The Trouble of the Barbed Wire.

XXXVIII.

So, ingloriously, ended the Angel's first and last appearance in Society. Vicar and Angel returned to the Vicarage; crestfallen black figures in the bright sunlight, going dejectedly. The Angel, deeply pained that the Vicar was pained. The Vicar, dishevelled and desperate, intercalating spasmodic remorse and apprehension with broken explanations of the Theory of Etiquette. "They do not understand," said the Vicar over and over again. "They will all be so very much aggrieved. I do not know what to say to them. It is all so confused, so perplexing." And at the gate of the Vicarage, at the very spot where Delia had first seemed beautiful, stood Horrocks the village constable, awaiting them. He held coiled up about his hand certain short lengths of barbed wire.

"Good evening, Horrocks," said the Vicar as the constable held the gate open.

"Evenin', Sir," said Horrocks, and added in a kind of mysterious undertone, "Could I speak to you a minute, Sir?"

"Certainly," said the Vicar. The Angel walked on thoughtfully to the house, and meeting Delia in the hall stopped her and cross-examined her at length over differences between Servants and Ladies.

"You'll excuse my taking the liberty, Sir," said Horrocks, "but there's trouble brewin' for that crippled gent you got stayin' here."

"Bless me!" said the Vicar. "You don't say so!"

"Sir John Gotch, Sir. He's very angry indeed, Sir. His language, Sir——. But I felt bound to tell you, Sir. He's certain set on taking out a summons on account of that there barbed wire. Certain set, Sir, he is."

"Sir John Gotch!" said the Vicar. "Wire! I don't understand."

"He asked me to find out who did it. Course I've had to do my duty, Sir. Naturally a disagreeable one."

"Barbed wire! Duty! I don't understand you, Horrocks."

"I'm afraid, Sir, there's no denying the evidence. I've made careful enquiries, Sir." And forthwith the constable began telling the Vicar of a new and terrible outrage committed by the Angelic visitor.

But we need not follow that explanation in detail—or the subsequent confession. (For my own part I think there is nothing more tedious than dialogue). It gave the Vicar a new view of the Angelic character, a vignette of the Angelic indignation. A shady lane, sun-mottled, sweet hedges full of honeysuckle and vetch on either side, and a little girl gathering flowers, forgetful of the barbed wire which, all along the Sidderford Road, fenced in the dignity of Sir John Gotch from "bounders" and the detested "million." Then suddenly a gashed hand, a bitter outcry, and the Angel sympathetic, comforting, inquisitive. Explanations sob-set, and then—altogether novel phenomenon in the Angelic career—passion. A furious onslaught upon the barbed wire of Sir John Gotch, barbed wire recklessly handled, slashed, bent and broken.

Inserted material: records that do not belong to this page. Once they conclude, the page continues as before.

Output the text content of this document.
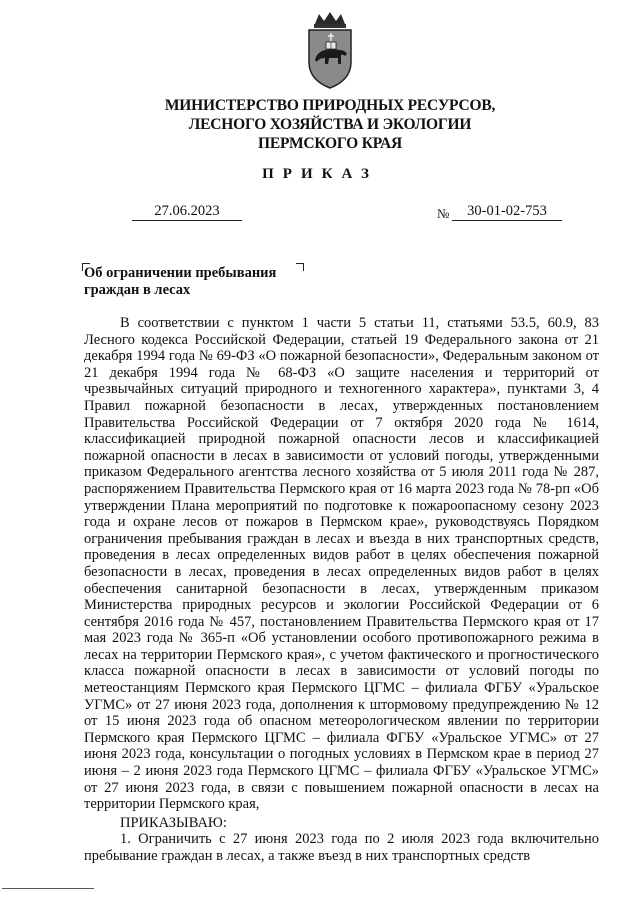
МИНИСТЕРСТВО ПРИРОДНЫХ РЕСУРСОВ,
ЛЕСНОГО ХОЗЯЙСТВА И ЭКОЛОГИИ
ПЕРМСКОГО КРАЯ
ПРИКАЗ
27.06.2023	№	30-01-02-753
Об ограничении пребывания
граждан в лесах

В соответствии с пунктом 1 части 5 статьи 11, статьями 53.5, 60.9, 83 Лесного кодекса Российской Федерации, статьей 19 Федерального закона от 21 декабря 1994 года № 69-ФЗ «О пожарной безопасности», Федеральным законом от 21 декабря 1994 года № 68-ФЗ «О защите населения и территорий от чрезвычайных ситуаций природного и техногенного характера», пунктами 3, 4 Правил пожарной безопасности в лесах, утвержденных постановлением Правительства Российской Федерации от 7 октября 2020 года № 1614, классификацией природной пожарной опасности лесов и классификацией пожарной опасности в лесах в зависимости от условий погоды, утвержденными приказом Федерального агентства лесного хозяйства от 5 июля 2011 года № 287, распоряжением Правительства Пермского края от 16 марта 2023 года № 78-рп «Об утверждении Плана мероприятий по подготовке к пожароопасному сезону 2023 года и охране лесов от пожаров в Пермском крае», руководствуясь Порядком ограничения пребывания граждан в лесах и въезда в них транспортных средств, проведения в лесах определенных видов работ в целях обеспечения пожарной безопасности в лесах, проведения в лесах определенных видов работ в целях обеспечения санитарной безопасности в лесах, утвержденным приказом Министерства природных ресурсов и экологии Российской Федерации от 6 сентября 2016 года № 457, постановлением Правительства Пермского края от 17 мая 2023 года № 365-п «Об установлении особого противопожарного режима в лесах на территории Пермского края», с учетом фактического и прогностического класса пожарной опасности в лесах в зависимости от условий погоды по метеостанциям Пермского края Пермского ЦГМС – филиала ФГБУ «Уральское УГМС» от 27 июня 2023 года, дополнения к штормовому предупреждению № 12 от 15 июня 2023 года об опасном метеорологическом явлении по территории Пермского края Пермского ЦГМС – филиала ФГБУ «Уральское УГМС» от 27 июня 2023 года, консультации о погодных условиях в Пермском крае в период 27 июня – 2 июня 2023 года Пермского ЦГМС – филиала ФГБУ «Уральское УГМС» от 27 июня 2023 года, в связи с повышением пожарной опасности в лесах на территории Пермского края,

ПРИКАЗЫВАЮ:

1. Ограничить с 27 июня 2023 года по 2 июля 2023 года включительно пребывание граждан в лесах, а также въезд в них транспортных средств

Yet the Angel acted without personal malice—saw in the thing only an ugly and vicious plant that trailed insidiously among its fellows. Finally the Angel's explanations gave the Vicar a picture of the Angel alone amidst his destruction, trembling and amazed at the sudden force, not himself, that had sprung up within him, and set him striking and cutting. Amazed, too, at the crimson blood that trickled down his fingers.

"It is still more horrible," said the Angel when the Vicar explained the artificial nature of the thing. "If I had seen the man who put this silly-cruel stuff there to hurt little children, I know I should have tried to inflict pain upon him. I have never felt like this before. I am indeed becoming tainted and coloured altogether by the wickedness of this world."

"To think, too, that you men should be so foolish as to uphold the laws that let a man do such spiteful things. Yes—I know; you will say it has to be so. For some remoter reason. That is a thing that only makes me angrier. Why cannot an act rest on its own merits?... As it does in the Angelic Land."

That was the incident the history of which the Vicar now gradually learnt, getting the bare outline from Horrocks, the colour and emotion subsequently from the Angel. The thing had happened the day before the musical festival at Siddermorton House.